Internal & external links

Each piece of content you produce should link to other pages on your website (internal links) and pages from other websites (external links). Both types of links should be relevant to the core topic of your content and lead to pages that reinforce your points or lead to more information relevant to the anchor text.

Let’s imagine a company that sells accounting software and it publishes a tutorial on how to automate bookkeeping. The posts should link to relevant pages on the company’s website for important keywords – so it might link to the homepage using the anchor text “accounting software” and feature pages for terms like.

“VAT returns,” “sending invoices” and “managing payroll”.

The same post should also link phone number database out to third-party sites that reinforce key points made in the article. Stats from reputable sources are always a good place to start, such as data from ONS showing how many hours the average company spends on their books or the number of businesses fined for filing tax returns late and incorrectly the previous year.
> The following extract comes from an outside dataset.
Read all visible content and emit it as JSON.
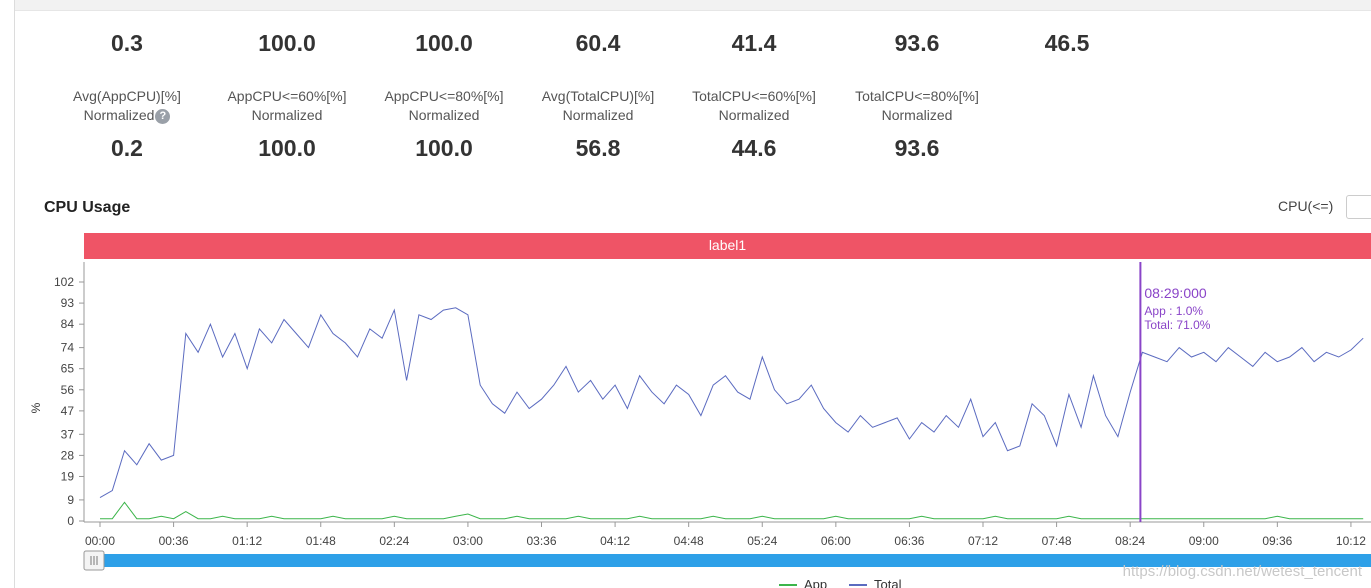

In your SEO content brief, specify which internal pages you want your writers to link to, including the keyword-optimised anchor text they should use.

Likewise, include any external links you want to include or a list of potential sources where they can find links to reinforce any arguments, claims or subjective commentary.

10. Competitor examples

Competitor content already ranks for the list of phone number is essential for your success keyword you’re targeting and the aim is to climb above them in the SERPs. So your content producers need to know what they’re up against and what’s required of them to improve upon the content already ranking for your target keyword.

First up, you have to analyse the content you’re looking to beat and find weaknesses that you can exploit. Your aim is to show search engines that your content deserves to rank higher than the competition and, then, back this up with user signals (time on page, pages visits, low bounce rates, etc.) that confirm your content deserves to stay above your rivals.

So your SEO content brief may include the following instructions for your writers:

  • 3,000+ word count to provide more depth than the competitor content.
  • Include the phrase ‘for small businesses’ in the title as the competitor content is more generalistic.
  • Focus on small business challenges to make the piece hyper-relevant to the target audience.
  • Up-to-date external links from the previous 12 months (the links in competitor examples are older and less relevant).
  • Include more stats than the competitor examples.
  • Use a more conversational tone than the competitor examples.
  • Include an actionable, step-by-step guide under an h2 subheading using h3 headings for each step with images to illustrate the action and a clear description.

These are the kind of instructions your content producers should be given to ensure they’re creating content that provides Google and other search engines with all the signals they need to rank your page above the competition.

11. SEO checklist

Finally, every SEO content brief list to data should include (or link to) your SEO checklist for writers to run through before they submit or publish their work. This checklist includes all of the on-page essentials, such as titles, headings, basic structure, anchor text and keyword usage – everything you want your content producers to optimise and double-check.

Include any unique requirements that you might have, such as preferred heading structures and a list of priority internal links. Your checklist helps your creatives produce optimised content every time and learn the essential basics of SEO, which will benefit everything else they create for you.

Need help with your SEO content brief?

Speak to our SEO experts on 02392 830 281 or fill out the contact form.